Ma non bisogna dimenticare che anche l’Italia è stata teatro di episodi di violenza ai danni di cittadini asiatici o italiani di origine asiatica, la maggior parte concentrati all’inizio del 2020. A febbraio 2020, una donna di 40 anni, cittadina di origine cinese era stata aggredita prima verbalmente e poi fisicamente da una coppia in pieno centro a Torino. Sempre a febbraio 2020 in provincia di Vicenza, un uomo di origine cinese era stato preso a bottigliate in un rifornimento di benzina, lo stesso mese in provincia di Cagliari un giovane ragazzo di origini filippine, mentre si trovava a bordo di un autobus per fare ritorno a casa, era stato prima insultato e poi ferocemente aggredito. 

Per contrastare questa ondata di violenza, era nata in rete il movimento #IoNonSonoUnVirus con l’obiettivo di esprimere vicinanza e solidarietà alla comunità sino-italiana. Secondo l’ultimo report del Ministero del Lavoro e delle Politiche sociali, la comunità cinese è al terzo posto per numero di presenze in Italia, dopo quella marocchina e albanese. 

Una delle complessità della diaspora asiatica in Italia e negli Usa – in particolar modo quella dell’Asia orientale, ancora di più quella cinese – è dovuta alla sua etichetta di ‘minoranza modello’, che molto spesso è stata utilizzata dalla politica a scopo propagandistico in antitesi con altre minoranze – soprattutto con quella afroamericana negli Usa, inasprendo ulteriormente le preesistenti tensioni.
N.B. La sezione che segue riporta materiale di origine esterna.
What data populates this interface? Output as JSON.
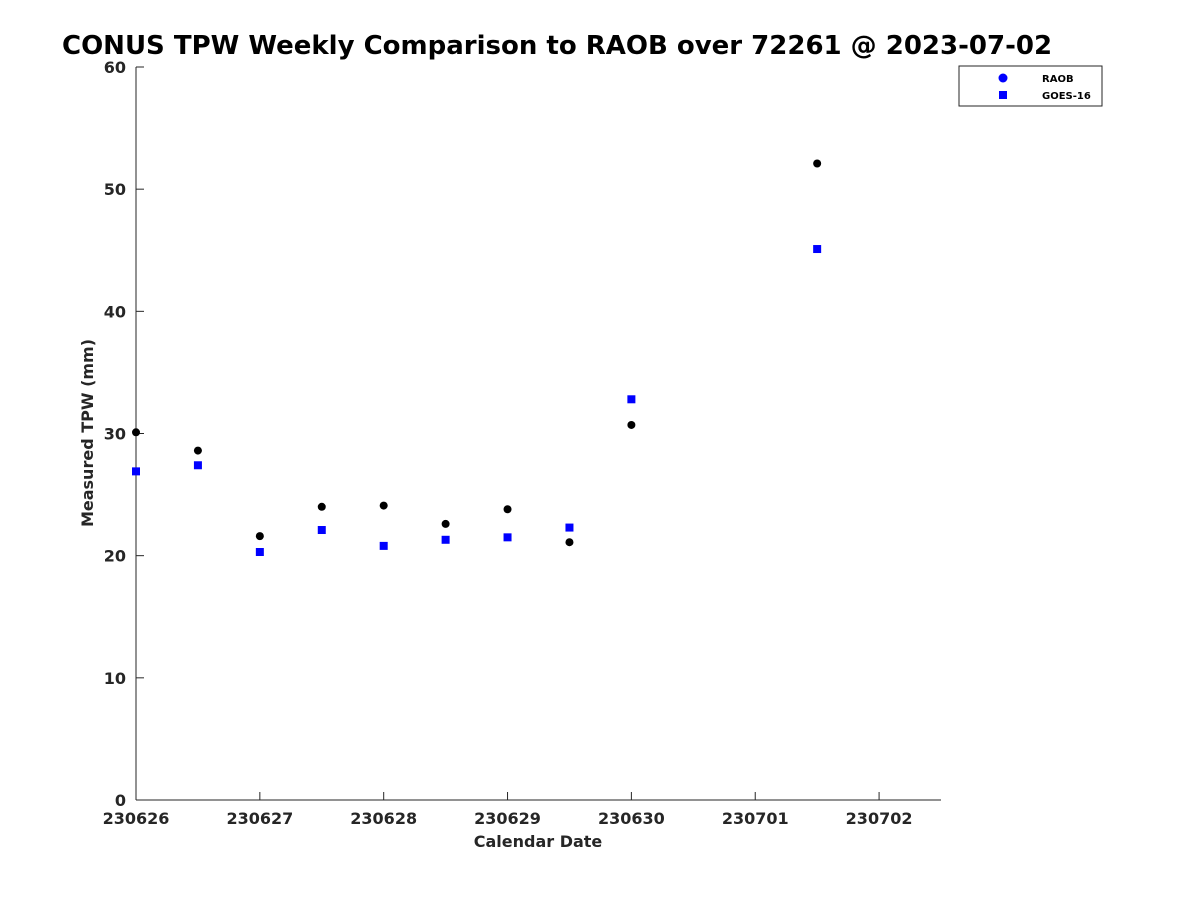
{
  "chart_data": {
    "type": "scatter",
    "title": "CONUS TPW Weekly Comparison to RAOB over 72261 @ 2023-07-02",
    "xlabel": "Calendar Date",
    "ylabel": "Measured TPW (mm)",
    "x_ticks": [
      "230626",
      "230627",
      "230628",
      "230629",
      "230630",
      "230701",
      "230702"
    ],
    "xlim": [
      0,
      6.5
    ],
    "ylim": [
      0,
      60
    ],
    "y_ticks": [
      0,
      10,
      20,
      30,
      40,
      50,
      60
    ],
    "grid": false,
    "legend_position": "top-right",
    "series": [
      {
        "name": "RAOB",
        "marker": "circle",
        "color": "#000000",
        "legend_color": "#0000ff",
        "x": [
          0,
          0.5,
          1,
          1.5,
          2,
          2.5,
          3,
          3.5,
          4,
          5.5
        ],
        "values": [
          30.1,
          28.6,
          21.6,
          24.0,
          24.1,
          22.6,
          23.8,
          21.1,
          30.7,
          52.1
        ]
      },
      {
        "name": "GOES-16",
        "marker": "square",
        "color": "#0000ff",
        "x": [
          0,
          0.5,
          1,
          1.5,
          2,
          2.5,
          3,
          3.5,
          4,
          5.5
        ],
        "values": [
          26.9,
          27.4,
          20.3,
          22.1,
          20.8,
          21.3,
          21.5,
          22.3,
          32.8,
          45.1
        ]
      }
    ]
  }
}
Anche in Italia, la comunità cinese è stata ritratta nel corso degli anni, anche da alcuni esponenti politici, come ‘immigrazione modello’. Non tanto per volontà di inclusione, ma semmai con intenti propagandistici e di esclusione. La strada da fare, da una parte all’altra dell’Atlantico, è ancora parecchia.

di Xixi Hong

*Generazione Z e italiana di seconda generazione, Xixi Hong è una laureanda in Lingue e Culture dell’Asia e dell’Africa all’Università degli Studi di Torino. È un’appassionata di lingue: parla inglese, cinese, spagnolo e tedesco. Segue con occhio attento le dinamiche culturali, sociali e di attualità, cercando di formare al tempo stesso la propria penna.